VISA already had a lot of things going for it. It was a better API for LabVIEW. It had more features, such as control over individual hardware lines. It also had fewer bugs—for example, hardware flow control worked. On the other hand, it was slower and bigger.


The NI-VISA group responded to the challenge. The speed problems were caused by extra threading overhead in the driver. It didn't take long for VISA to be faster than "serpdrv" for serial I/O. They also created a small VISA serial runtime that the LabVIEW Application Builder could use for deployment. It wasn't as tiny as "serpdrv", but it was a big improvement over the tens-of-megabytes for the full VISA driver. And then we had to work through some VISA licensing issues so that LabVIEW users could freely distribute applications that used the VISA serial runtime.


What our customers didn't see was a lot of internal discussion and angst. Besides feedback from external customers, we also had feedback from our own FieldPoint group. They had industrial controllers with very limited processing and memory capability. Switching to VISA was a bigger deal for them than for most of our external customers.
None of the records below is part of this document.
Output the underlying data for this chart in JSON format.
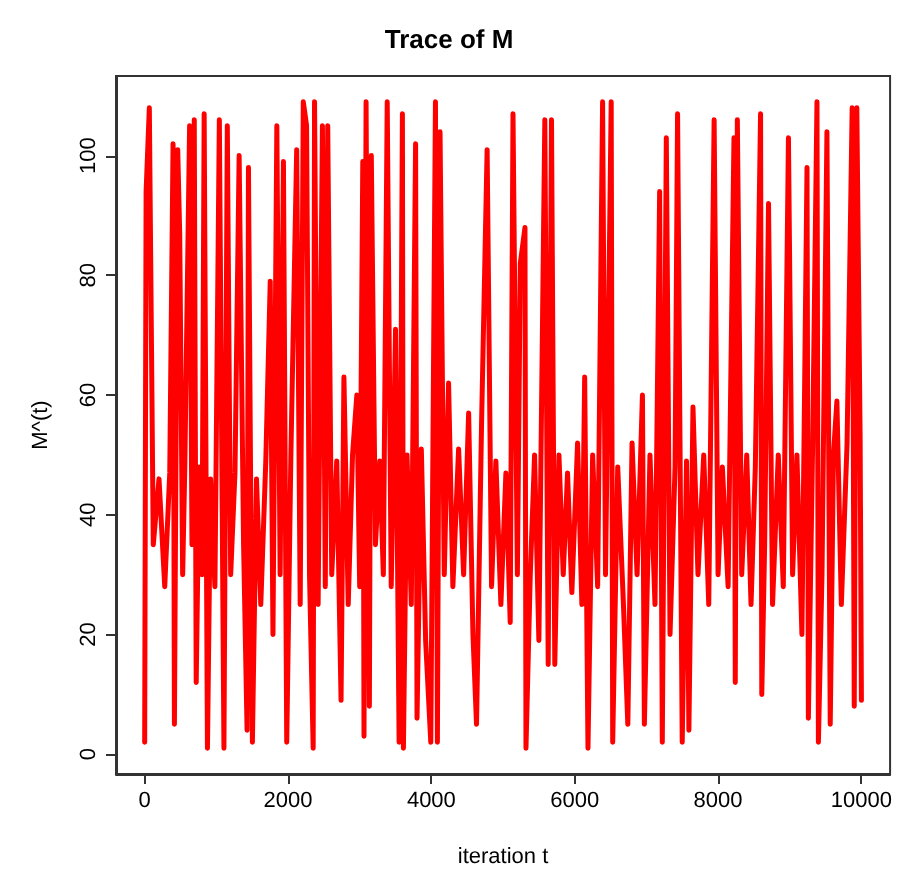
{
  "chart_data": {
    "type": "line",
    "title": "Trace of M",
    "xlabel": "iteration t",
    "ylabel": "M^(t)",
    "xlim": [
      -400,
      10400
    ],
    "ylim": [
      -3.3,
      113.3
    ],
    "xticks": [
      0,
      2000,
      4000,
      6000,
      8000,
      10000
    ],
    "yticks": [
      0,
      20,
      40,
      60,
      80,
      100
    ],
    "grid": false,
    "marker": "none",
    "line_style": "solid",
    "series": [
      {
        "color": "#ff0000",
        "x": [
          0,
          20,
          65,
          120,
          200,
          280,
          350,
          396,
          415,
          461,
          489,
          530,
          560,
          627,
          660,
          692,
          719,
          760,
          800,
          830,
          876,
          920,
          980,
          1042,
          1106,
          1153,
          1200,
          1260,
          1318,
          1380,
          1429,
          1448,
          1503,
          1560,
          1620,
          1690,
          1752,
          1790,
          1844,
          1890,
          1936,
          1982,
          2040,
          2121,
          2170,
          2213,
          2259,
          2300,
          2351,
          2370,
          2420,
          2480,
          2520,
          2554,
          2610,
          2680,
          2740,
          2780,
          2840,
          2900,
          2960,
          3000,
          3043,
          3060,
          3089,
          3135,
          3162,
          3220,
          3280,
          3330,
          3384,
          3440,
          3500,
          3550,
          3596,
          3610,
          3660,
          3720,
          3780,
          3800,
          3860,
          3920,
          3992,
          4057,
          4084,
          4121,
          4180,
          4240,
          4300,
          4380,
          4450,
          4520,
          4580,
          4630,
          4700,
          4778,
          4840,
          4900,
          4970,
          5040,
          5100,
          5139,
          5200,
          5241,
          5306,
          5320,
          5380,
          5440,
          5500,
          5583,
          5630,
          5676,
          5722,
          5780,
          5840,
          5900,
          5960,
          6040,
          6100,
          6139,
          6185,
          6250,
          6320,
          6389,
          6430,
          6509,
          6530,
          6600,
          6680,
          6741,
          6800,
          6870,
          6945,
          6972,
          7050,
          7120,
          7185,
          7222,
          7278,
          7330,
          7400,
          7435,
          7500,
          7560,
          7593,
          7650,
          7720,
          7800,
          7870,
          7945,
          8000,
          8060,
          8140,
          8222,
          8240,
          8269,
          8330,
          8400,
          8460,
          8520,
          8593,
          8610,
          8650,
          8704,
          8760,
          8840,
          8910,
          8982,
          9040,
          9100,
          9170,
          9241,
          9260,
          9320,
          9380,
          9400,
          9450,
          9519,
          9565,
          9610,
          9658,
          9720,
          9800,
          9871,
          9900,
          9936,
          9982,
          10000
        ],
        "values": [
          2,
          94,
          108,
          35,
          46,
          28,
          47,
          102,
          5,
          101,
          87,
          30,
          48,
          105,
          35,
          106,
          12,
          48,
          30,
          107,
          1,
          46,
          28,
          106,
          1,
          105,
          30,
          47,
          100,
          35,
          4,
          98,
          2,
          46,
          25,
          49,
          79,
          20,
          105,
          30,
          99,
          2,
          50,
          101,
          25,
          109,
          105,
          30,
          1,
          109,
          25,
          105,
          28,
          105,
          30,
          49,
          9,
          63,
          25,
          50,
          60,
          28,
          99,
          3,
          109,
          8,
          100,
          35,
          49,
          30,
          109,
          28,
          71,
          2,
          107,
          1,
          50,
          25,
          102,
          6,
          51,
          19,
          2,
          109,
          2,
          104,
          30,
          62,
          28,
          51,
          30,
          57,
          20,
          5,
          55,
          101,
          28,
          49,
          25,
          47,
          22,
          107,
          30,
          82,
          88,
          1,
          30,
          50,
          19,
          106,
          15,
          106,
          15,
          50,
          30,
          47,
          27,
          52,
          25,
          63,
          1,
          50,
          28,
          109,
          30,
          109,
          2,
          48,
          25,
          5,
          52,
          30,
          60,
          5,
          50,
          25,
          94,
          2,
          103,
          20,
          48,
          107,
          2,
          49,
          4,
          58,
          30,
          50,
          25,
          106,
          30,
          48,
          28,
          103,
          12,
          106,
          30,
          50,
          25,
          48,
          107,
          10,
          35,
          92,
          25,
          50,
          28,
          103,
          30,
          50,
          20,
          98,
          6,
          52,
          109,
          2,
          30,
          104,
          5,
          50,
          59,
          25,
          52,
          108,
          8,
          108,
          53,
          9
        ]
      }
    ]
  }
}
And "serpdrv" disappears...


By LabVIEW 7, VISA had improved and I decided that we could proclaim that it was good enough that we could deprecate "serpdrv". We created a set of compatibility VIs that presented the old API, but it was built on top of the VISA functions. Many people did not notice. Some did, leading to another round of commentary on Info-LabVIEW.
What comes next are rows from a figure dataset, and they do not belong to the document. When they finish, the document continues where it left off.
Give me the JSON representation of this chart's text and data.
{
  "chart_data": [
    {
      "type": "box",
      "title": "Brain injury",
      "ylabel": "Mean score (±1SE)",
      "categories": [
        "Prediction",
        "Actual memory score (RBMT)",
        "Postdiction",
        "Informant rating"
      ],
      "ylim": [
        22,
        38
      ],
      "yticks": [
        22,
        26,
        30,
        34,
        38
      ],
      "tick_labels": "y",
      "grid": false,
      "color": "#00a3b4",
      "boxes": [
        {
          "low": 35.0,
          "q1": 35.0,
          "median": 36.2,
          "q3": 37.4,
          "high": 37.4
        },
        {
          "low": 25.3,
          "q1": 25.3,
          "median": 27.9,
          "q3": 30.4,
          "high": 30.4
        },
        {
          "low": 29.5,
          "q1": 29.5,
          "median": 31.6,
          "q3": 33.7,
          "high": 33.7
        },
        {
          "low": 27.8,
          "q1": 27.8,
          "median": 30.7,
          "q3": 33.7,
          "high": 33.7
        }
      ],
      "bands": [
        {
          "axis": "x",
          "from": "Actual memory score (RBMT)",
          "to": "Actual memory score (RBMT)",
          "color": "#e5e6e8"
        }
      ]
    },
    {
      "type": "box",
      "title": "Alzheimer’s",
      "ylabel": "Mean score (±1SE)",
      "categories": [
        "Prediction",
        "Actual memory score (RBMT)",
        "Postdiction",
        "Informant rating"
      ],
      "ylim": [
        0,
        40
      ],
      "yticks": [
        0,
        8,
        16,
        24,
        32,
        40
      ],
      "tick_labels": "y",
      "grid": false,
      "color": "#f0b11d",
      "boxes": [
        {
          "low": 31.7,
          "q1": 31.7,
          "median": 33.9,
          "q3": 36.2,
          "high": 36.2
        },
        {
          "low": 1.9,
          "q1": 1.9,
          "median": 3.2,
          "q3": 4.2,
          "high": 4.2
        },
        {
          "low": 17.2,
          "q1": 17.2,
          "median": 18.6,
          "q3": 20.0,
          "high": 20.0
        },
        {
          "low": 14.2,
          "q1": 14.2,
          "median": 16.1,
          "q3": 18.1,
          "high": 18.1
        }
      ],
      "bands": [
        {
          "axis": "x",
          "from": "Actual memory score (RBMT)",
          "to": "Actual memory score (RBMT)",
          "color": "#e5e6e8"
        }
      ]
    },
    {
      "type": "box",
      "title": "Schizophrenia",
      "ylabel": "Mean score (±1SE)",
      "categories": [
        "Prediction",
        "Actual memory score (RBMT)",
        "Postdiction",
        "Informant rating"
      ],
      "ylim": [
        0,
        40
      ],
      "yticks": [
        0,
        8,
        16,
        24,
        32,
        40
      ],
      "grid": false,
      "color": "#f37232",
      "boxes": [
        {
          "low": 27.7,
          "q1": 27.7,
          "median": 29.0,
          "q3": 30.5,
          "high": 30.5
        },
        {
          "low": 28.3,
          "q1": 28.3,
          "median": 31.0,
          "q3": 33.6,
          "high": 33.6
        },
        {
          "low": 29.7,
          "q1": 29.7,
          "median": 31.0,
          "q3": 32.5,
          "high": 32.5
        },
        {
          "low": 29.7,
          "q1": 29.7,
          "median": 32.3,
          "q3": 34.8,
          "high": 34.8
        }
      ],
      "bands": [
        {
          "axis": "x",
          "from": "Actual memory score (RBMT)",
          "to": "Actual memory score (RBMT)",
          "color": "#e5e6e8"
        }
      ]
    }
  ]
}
It didn't take long for somebody to figure out that the old "serpdrv" VIs would still work in LabVIEW 7. This gives our customers an "out" if they absolutely don't want to use VISA for serial I/O. While not supported (or even tested), they should still work in LabVIEW 8.x, too. That's because the mysterious Device Manager primitives are still in LabVIEW. But that won't always be the case, and I can announce to you today that we'll remove the Device Manager interface in a future version of LabVIEW. I don't know when, but it's going to happen.


Moving on...


So I want you to realize that we do agonize over changes like this. Before we started, VISA was in many ways superior to the old serial VIs. Not satisfied, we put in a substantial amount of additional effort to make it better still. I still look back over my shoulder to see if I've missed something, but I'm confident that "serpdrv" won't be coming back.